Running the training procedure for the models should be straightforward. Make sure that the WAV, Flux, CuArrays, JLD, and BSON packages are installed. As well, install the fork I've made of the MFCC package (which only updates one line to make a function run on Julia 0.6). Start by cloning the Git repository for the project:
$ git clone https://github.com/maetshju/gsoc2018.git
The user will need to download the TIMIT speech corpus from the Linguistic Data Consortium, as I discussed in the first section of this previous blog post.

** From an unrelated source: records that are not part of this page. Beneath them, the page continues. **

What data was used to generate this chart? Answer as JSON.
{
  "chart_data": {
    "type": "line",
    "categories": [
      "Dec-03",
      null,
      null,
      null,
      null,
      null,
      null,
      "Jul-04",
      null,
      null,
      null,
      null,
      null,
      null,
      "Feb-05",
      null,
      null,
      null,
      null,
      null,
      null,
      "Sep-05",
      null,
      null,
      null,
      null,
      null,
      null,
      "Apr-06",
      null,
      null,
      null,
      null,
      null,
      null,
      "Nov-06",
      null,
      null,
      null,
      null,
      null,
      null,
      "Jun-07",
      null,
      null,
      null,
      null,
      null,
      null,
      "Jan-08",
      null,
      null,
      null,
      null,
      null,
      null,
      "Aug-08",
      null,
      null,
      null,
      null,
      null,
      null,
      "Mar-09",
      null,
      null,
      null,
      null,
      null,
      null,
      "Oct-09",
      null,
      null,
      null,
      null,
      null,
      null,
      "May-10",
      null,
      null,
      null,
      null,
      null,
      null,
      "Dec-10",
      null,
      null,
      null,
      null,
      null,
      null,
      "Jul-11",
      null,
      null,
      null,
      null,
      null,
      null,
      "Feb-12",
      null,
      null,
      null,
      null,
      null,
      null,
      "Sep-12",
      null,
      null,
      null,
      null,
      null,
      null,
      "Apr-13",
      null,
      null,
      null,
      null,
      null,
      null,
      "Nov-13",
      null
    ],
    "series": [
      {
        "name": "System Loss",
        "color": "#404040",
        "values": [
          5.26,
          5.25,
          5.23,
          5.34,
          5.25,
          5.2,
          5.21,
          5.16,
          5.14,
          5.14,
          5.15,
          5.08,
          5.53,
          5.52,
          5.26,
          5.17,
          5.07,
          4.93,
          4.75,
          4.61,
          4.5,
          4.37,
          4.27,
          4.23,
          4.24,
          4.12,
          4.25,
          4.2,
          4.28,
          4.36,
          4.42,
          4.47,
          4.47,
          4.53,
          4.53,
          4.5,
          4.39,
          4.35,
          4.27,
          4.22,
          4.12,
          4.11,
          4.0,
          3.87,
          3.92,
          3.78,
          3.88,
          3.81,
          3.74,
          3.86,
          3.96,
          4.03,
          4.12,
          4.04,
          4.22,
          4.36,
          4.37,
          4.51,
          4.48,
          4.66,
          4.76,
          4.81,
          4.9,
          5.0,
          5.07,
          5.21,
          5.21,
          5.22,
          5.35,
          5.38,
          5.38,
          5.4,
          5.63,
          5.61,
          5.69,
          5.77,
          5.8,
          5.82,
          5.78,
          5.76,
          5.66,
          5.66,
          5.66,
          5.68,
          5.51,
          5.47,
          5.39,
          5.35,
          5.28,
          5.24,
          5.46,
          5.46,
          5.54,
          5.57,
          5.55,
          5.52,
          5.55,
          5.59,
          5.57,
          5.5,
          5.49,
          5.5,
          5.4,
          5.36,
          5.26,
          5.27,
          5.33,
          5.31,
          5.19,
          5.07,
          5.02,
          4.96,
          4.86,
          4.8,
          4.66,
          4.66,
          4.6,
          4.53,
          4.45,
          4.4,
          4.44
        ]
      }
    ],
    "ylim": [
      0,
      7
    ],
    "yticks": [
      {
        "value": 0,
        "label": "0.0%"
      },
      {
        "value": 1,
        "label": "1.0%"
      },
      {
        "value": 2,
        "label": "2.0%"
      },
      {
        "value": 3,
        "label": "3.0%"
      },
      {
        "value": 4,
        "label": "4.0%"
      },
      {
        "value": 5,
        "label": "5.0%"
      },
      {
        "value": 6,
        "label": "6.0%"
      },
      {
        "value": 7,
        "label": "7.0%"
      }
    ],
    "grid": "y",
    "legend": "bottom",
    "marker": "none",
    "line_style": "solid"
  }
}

Navigate into the speech-cnn
folder. To extract the data from the TIMIT corpus, use the 00-data.jl
script. More information on this script can be found in the blog post dedicated to it.
$ julia 00-data.jl
Now, to train the network, run the 02-speech-cnn.jl
script.
$ julia 02-speech-cnn.jl
Note that it is essentially necessary to have a GPU to train the network on because the training process is extremely slow on just the CPU. Additionally, the script calls out to the GPU implementation of the CTC algorithm, which will fail without a GPU. The script will likely take over a day to run, so come back to it later. After the script finishes, the model should be trained and ready for use in making predictions.
Navigate into the speehch-blstm
folder. To extract the data from the TIMIT corpus, use the 00-data.jl
script.
$ julia 00-data.jl
Now, to train the network, run the 01-speech-blstm.jl
script.
$ julia 01-speech-blstm.jl
This network trains reasonably fast on the CPU, so GPU functionality was not implemented.